CRWV Form 4 — McBee Brannin reports acquisitions and trust holdings
Rhea-AI Filing Summary
CoreWeave, Inc. (CRWV) Form 4 summary: On 08/15/2025, reporting person McBee Brannin (Chief Development Officer) reported acquisitions of Class A and Class B common stock. The filing shows non-derivative acquisitions of 250,000 and 375,000 shares and derivative entries reflecting 250,000 and 375,000 Class B shares convertible into Class A shares. The report lists multiple trusts and family entities that directly or indirectly hold additional Class A shares, with specific beneficial ownership totals shown for each entity.
Positive
- Reported acquisitions on 08/15/2025: non-derivative and derivative entries showing acquisitions of 250,000 and 375,000 shares
- Detailed beneficial ownership breakdown: filing lists post-transaction beneficial ownership totals for direct and multiple indirect holders (trusts and family entities)
- Transparency on family/trust arrangements: footnotes describe trustee roles, beneficiary relationships, and powers such as removal or investment discretion
Negative
- None.
Insights
TL;DR: Insider reported acquisitions increasing direct and indirect beneficial ownership across several family trusts and entities.
The filing documents acquisitions on 08/15/2025 by McBee Brannin of Class A and Class B common stock using Transaction Code C. The report distinguishes direct ownership and multiple indirect holdings held by trusts and family entities, and it provides post-transaction beneficial ownership totals for several holdings. This Form 4 is a routine Section 16 disclosure of insider changes in ownership and identifies specific counts of shares acquired and held.
TL;DR: The filing details conversions/acquisitions and clarifies family and trust relationships that create indirect beneficial ownership.

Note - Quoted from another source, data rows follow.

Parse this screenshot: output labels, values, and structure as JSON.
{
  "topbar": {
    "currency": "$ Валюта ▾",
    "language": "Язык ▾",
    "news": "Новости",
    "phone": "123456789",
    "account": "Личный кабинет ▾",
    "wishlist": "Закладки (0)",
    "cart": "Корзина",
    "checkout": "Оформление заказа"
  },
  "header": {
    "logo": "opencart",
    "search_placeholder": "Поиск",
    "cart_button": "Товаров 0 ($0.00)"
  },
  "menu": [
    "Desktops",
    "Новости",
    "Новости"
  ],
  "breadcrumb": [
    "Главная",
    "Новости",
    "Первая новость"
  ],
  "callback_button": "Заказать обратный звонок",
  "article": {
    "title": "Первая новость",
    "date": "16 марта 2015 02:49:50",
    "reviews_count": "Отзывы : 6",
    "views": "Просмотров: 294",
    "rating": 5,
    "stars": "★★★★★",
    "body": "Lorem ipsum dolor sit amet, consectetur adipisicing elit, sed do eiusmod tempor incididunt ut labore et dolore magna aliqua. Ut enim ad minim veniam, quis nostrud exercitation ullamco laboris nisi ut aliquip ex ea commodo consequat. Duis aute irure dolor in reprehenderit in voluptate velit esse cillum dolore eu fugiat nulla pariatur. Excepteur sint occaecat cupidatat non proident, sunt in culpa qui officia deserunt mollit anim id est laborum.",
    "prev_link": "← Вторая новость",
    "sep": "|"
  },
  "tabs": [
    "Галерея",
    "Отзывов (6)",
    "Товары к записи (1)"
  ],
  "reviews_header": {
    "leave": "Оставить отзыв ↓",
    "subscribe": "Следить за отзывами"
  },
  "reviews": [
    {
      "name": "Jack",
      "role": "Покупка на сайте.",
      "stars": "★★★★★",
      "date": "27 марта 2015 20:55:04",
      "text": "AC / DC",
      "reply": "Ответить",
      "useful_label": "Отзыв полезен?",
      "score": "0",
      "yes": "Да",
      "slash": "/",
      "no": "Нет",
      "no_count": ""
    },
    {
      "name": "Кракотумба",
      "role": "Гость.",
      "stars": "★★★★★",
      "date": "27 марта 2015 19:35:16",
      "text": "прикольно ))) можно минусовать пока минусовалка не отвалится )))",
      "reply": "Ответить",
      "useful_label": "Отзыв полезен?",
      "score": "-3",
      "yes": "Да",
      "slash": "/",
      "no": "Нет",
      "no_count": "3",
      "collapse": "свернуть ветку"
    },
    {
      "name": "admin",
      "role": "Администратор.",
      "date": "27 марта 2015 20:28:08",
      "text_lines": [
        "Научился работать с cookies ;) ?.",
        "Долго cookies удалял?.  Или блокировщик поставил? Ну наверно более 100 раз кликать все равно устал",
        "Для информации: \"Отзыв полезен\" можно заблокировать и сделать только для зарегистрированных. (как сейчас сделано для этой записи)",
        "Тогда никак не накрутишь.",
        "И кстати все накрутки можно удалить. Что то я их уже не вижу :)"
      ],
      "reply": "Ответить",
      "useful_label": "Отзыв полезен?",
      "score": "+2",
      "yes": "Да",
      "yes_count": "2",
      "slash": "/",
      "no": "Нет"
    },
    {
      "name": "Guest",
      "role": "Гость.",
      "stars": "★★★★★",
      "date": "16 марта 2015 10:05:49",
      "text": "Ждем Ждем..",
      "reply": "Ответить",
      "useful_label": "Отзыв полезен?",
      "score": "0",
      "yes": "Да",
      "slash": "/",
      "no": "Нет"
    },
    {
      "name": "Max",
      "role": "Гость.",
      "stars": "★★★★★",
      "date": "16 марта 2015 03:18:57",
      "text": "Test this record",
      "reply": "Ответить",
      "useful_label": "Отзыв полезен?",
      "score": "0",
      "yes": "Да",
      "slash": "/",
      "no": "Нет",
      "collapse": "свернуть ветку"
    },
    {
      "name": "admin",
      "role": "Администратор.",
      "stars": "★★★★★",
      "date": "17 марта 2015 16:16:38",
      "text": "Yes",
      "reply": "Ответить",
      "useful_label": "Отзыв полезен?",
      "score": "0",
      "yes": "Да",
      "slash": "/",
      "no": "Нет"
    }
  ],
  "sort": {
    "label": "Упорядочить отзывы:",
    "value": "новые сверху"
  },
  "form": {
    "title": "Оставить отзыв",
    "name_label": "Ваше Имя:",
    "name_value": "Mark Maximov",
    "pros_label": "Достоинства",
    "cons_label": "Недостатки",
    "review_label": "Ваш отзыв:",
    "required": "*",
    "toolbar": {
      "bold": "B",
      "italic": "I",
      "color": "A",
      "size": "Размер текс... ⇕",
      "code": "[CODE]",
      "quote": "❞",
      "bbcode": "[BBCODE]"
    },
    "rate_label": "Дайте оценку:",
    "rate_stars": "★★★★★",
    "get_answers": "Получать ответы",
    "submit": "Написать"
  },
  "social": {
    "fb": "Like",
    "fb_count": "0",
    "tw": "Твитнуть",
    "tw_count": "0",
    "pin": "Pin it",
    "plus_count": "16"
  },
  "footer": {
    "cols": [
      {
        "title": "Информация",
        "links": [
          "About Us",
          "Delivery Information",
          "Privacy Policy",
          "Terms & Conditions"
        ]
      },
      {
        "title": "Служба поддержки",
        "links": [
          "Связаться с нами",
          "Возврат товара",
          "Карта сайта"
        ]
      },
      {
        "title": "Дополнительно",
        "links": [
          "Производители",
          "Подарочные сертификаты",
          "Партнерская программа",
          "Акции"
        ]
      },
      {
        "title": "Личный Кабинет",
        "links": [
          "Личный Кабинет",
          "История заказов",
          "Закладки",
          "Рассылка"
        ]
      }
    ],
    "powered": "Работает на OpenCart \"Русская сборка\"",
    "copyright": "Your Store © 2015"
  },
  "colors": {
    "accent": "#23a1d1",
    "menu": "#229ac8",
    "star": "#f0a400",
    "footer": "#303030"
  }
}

The report includes explanatory footnotes describing the nature of indirect beneficial ownership for trusts and family entities, the reporting person’s roles (manager, trustee, investment adviser) over some entities, and conversion mechanics of Class B into Class A shares as stated. The disclosure is detailed about who holds record title and who retains control or removal powers for trustees, consistent with governance transparency requirements in a Form 4.
Insider Trade Summary
| Type | Security | Shares | Price | Value |
|---|---|---|---|---|
| Conversion | Class B Common Stock | 250,000 | $0.00 | -- |
| Conversion | Class B Common Stock | 375,000 | $0.00 | -- |
| Conversion | Class A Common Stock | 250,000 | $0.00 | -- |
| Conversion | Class A Common Stock | 375,000 | $0.00 | -- |
| holding | Class B Common Stock | -- | -- | -- |
| holding | Class B Common Stock | -- | -- | -- |
| holding | Class B Common Stock | -- | -- | -- |
| holding | Class B Common Stock | -- | -- | -- |
| holding | Class B Common Stock | -- | -- | -- |
| holding | Class B Common Stock | -- | -- | -- |
| holding | Class A Common Stock | -- | -- | -- |
| holding | Class A Common Stock | -- | -- | -- |
Footnotes (1)
- Each share of Class B Common Stock is convertible into one share of the Issuer's Class A Common Stock at any time, at the election of the holder or automatically upon certain transfers, whether or not for value, or upon the occurrence of certain events or conditions described in the Issuer's Amended and Restated Certificate of Incorporation. The reported securities are directly held by the Brannin J. McBee 2022 Irrevocable Trust, of which the reporting person's spouse and minor child are beneficiaries and for which the reporting person's spouse serves as trustee. The reported securities are directly held by the Canis Major SM Trust (the "Canis Trust"), an irrevocable trust with a third-party trustee, of which the reporting person's minor child is beneficiary. The reporting person has the power to remove and replace the Canis Trust's trustee. The reported securities are directly held of record by the reporting person's minor child. The reported securities are directly held by the reporting person's spouse. The reported securities are directly held by the Canis Major 2025 Family Trust LLC, of which the reporting person serves as manager. The reported securities are directly held by the Canis Major 2025 GRAT, of which the reporting person is the sole trustee and beneficiary. The reported securities are directly held by the Canis Major 2024 Irrevocable Trust (the "Irrevocable Trust"), of which the reporting person and his minor child are beneficiaries. Pursuant to the constitutive documents of the Irrevocable Trust, the reporting person serves as its investment adviser and as such exercises voting and investment discretion over securities held by the Irrevocable Trust. Additionally, the reporting person's spouse has the power to remove and replace the Irrevocable Trust's third-party trustee. The reported securities are directly held by the Canis Minor 2025 Family Trust LLC, of which the reporting person serves as manager. The reported securities are directly held by the Canis Minor 2025 GRAT, of which the reporting person's spouse is the sole beneficiary and trustee.